Paritaria de Comercio en riesgo: el Gobierno endurece su postura
El acuerdo salarial del sector mercantil, uno de los más numerosos del país, entró en zona de conflicto. Según publicó Infobae, el Gobierno nacional analiza no convalidar completamente la paritaria firmada por el sindicato, lo que abre un nuevo foco de disputa con el movimiento obrero en medio de una política salarial cada vez más restrictiva.

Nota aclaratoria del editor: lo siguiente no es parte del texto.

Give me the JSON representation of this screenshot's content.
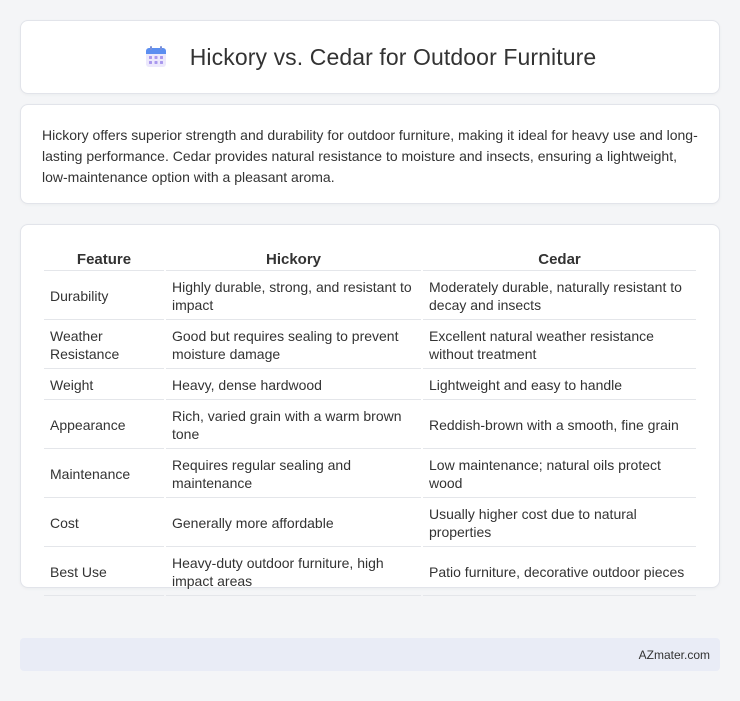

La negociación involucra a más de un millón de trabajadores y había sido alcanzada entre la Federación Argentina de Empleados de Comercio y las cámaras empresarias. Sin embargo, la Casa Rosada cuestiona algunos puntos del entendimiento, en línea con su decisión de limitar los aumentos para que no superen la inflación prevista.
Un acuerdo bajo revisión
El convenio contemplaba subas salariales por encima de la pauta que impulsa el Ministerio de Economía. Esa diferencia es la que generó ruido en el Ejecutivo, que ya viene advirtiendo que no homologará incrementos que se ubiquen por fuera de sus parámetros.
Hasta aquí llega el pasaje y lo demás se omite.